Our Department of Engineering and Computing (computer science, mechanical engineering, software engineering, and cybersecurity) is guided by our Catholic faith and driven by innovation. We seek to form virtuous professionals to serve the authentic good with skill and excellence. While academically these are programs targeted to meet the rigorous Accreditation Board for Engineering and Technology (ABET) standards for pro- gram excellence, this mission explicitly embraces the formation of our students in Christian virtues pursuant to their vocation as engineers and computing professionals.
The integration of virtue and character development as a central goal for engineering education is certainly unusual in higher ed. In the philosophical sense, virtue is defined as a well-motivated disposition to act toward the good, reflecting an intelligent knowledge about those actions. This guides the ordering of behavior, aiding the professional in choosing what tasks to engage in or refrain from, informing how to do tasks and how knowledge and skill should be applied.
Character and virtue have a “professional” side. Character formation for engineering and computing professionals must embrace the multiple aspects of doing engineering and being an engineer, the good of the product, the means of developing that product, and the person developing the product, all aimed at the good intended for God’s kingdom. A disposition, habitually formed and aimed for the good, is deemed virtuous; in the same way, the personal good of the engineer, reflected in actions, is often referred to as competence. As we see it, a competent engineer requires both the knowledge and skills necessary to perform the task and a professional disposition toward the good. We believe Franciscan University is the perfect place to orient the potential engineer toward this good. Here’s how we do it.
In any engineering program, in addition to content knowledge, the student learns to practice professional “enacted values” shared by the engineering community. These are informed by the cultural context in which students learn and build their professional identity. Faith informs these values, and in this light, Christian engineering programs have a particular responsibility to integrate character development as a central aspect of their students’ learning experience. But these are not easily “taught” or “assessed” like knowledge or skills. Reflection and personal development are needed.
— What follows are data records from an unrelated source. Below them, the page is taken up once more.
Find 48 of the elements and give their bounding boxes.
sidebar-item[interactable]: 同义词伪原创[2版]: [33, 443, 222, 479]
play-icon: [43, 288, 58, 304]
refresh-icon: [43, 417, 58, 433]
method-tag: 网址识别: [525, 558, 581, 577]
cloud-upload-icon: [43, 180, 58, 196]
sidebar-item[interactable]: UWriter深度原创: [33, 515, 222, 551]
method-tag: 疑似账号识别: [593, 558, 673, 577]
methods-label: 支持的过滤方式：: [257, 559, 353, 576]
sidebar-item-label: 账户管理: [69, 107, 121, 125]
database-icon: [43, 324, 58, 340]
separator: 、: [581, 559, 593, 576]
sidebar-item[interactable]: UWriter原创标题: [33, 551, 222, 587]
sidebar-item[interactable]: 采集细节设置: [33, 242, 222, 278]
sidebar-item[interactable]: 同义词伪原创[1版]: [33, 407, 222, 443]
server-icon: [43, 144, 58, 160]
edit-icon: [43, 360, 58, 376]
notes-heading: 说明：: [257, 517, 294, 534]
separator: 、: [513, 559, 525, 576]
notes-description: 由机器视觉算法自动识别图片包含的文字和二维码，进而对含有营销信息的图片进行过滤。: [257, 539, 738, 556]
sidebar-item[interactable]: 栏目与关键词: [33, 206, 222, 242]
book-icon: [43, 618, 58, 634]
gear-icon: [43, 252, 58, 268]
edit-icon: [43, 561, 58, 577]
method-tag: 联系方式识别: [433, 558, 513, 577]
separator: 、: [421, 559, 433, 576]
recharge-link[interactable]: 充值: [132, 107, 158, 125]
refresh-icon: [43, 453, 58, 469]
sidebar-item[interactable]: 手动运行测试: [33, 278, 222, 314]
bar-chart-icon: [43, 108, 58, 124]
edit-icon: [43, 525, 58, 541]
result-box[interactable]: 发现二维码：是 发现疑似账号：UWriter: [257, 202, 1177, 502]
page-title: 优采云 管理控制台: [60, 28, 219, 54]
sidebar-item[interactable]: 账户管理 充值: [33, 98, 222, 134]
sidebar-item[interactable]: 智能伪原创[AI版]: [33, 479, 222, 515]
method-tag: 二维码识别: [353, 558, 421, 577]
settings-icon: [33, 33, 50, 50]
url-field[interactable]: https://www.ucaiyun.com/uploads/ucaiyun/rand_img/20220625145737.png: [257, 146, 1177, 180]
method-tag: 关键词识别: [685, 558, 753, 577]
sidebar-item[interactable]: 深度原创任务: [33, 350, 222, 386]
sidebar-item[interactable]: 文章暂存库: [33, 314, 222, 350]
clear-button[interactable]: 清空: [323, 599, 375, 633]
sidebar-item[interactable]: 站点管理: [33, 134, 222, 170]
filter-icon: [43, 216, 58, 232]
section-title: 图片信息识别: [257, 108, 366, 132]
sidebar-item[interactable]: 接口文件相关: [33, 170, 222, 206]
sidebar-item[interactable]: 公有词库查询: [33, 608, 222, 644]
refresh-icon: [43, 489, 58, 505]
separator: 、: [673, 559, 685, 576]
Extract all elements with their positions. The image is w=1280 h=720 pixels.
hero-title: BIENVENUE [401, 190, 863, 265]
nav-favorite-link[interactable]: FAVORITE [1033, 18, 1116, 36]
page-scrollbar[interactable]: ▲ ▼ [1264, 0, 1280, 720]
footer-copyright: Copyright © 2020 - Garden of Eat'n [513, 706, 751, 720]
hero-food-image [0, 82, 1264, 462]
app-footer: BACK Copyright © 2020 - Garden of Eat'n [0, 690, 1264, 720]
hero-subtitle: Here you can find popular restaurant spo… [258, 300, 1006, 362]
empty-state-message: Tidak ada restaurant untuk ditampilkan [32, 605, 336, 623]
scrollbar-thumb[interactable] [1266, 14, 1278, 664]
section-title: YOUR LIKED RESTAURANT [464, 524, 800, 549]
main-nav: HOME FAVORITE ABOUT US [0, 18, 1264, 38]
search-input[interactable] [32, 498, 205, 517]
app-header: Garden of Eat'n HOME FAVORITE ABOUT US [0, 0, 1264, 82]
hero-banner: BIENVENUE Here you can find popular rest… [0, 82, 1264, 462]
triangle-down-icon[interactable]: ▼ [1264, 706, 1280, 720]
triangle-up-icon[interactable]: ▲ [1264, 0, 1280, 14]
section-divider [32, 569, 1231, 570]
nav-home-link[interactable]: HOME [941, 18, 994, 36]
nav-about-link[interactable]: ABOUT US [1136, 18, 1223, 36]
Our model for professional virtue formation has three components. First, informational coursework includes courses with explicit ethics and virtue content. In addition to our Franciscan core courses (philosophy, theology, social science, and humanities with a Catholic perspective), we have created four courses titled “Catholicism, Science, and Technology” that address these domains explicitly.
Second is formational program connections: program activities and “extracurriculars” that engage students in virtue reflection. Our “Virtue Retreats” guide students through eucharistic adoration and prayer, reflection on personal vocation, witness from engineering and computing professionals, and community.
Third, formational course connections are activities embedded in many engineering and computing courses that engage students in virtue reflection. These may be case studies, design projects, journals, essays, group discussions—but in all cases, the activity puts virtue in an application context and challenges students to change heart and behavior, and not just grow deeper in technical understanding.
Technology should serve the human person and not the other way around—we learn and work to bring value to people and foster human flourishing through technology. Happily, our well-formed, competent Catholic engineering students are learning to do just that!
Dr. David Collins is dean of the School of Natural and Applied Sciences and professor of chemistry at Franciscan University.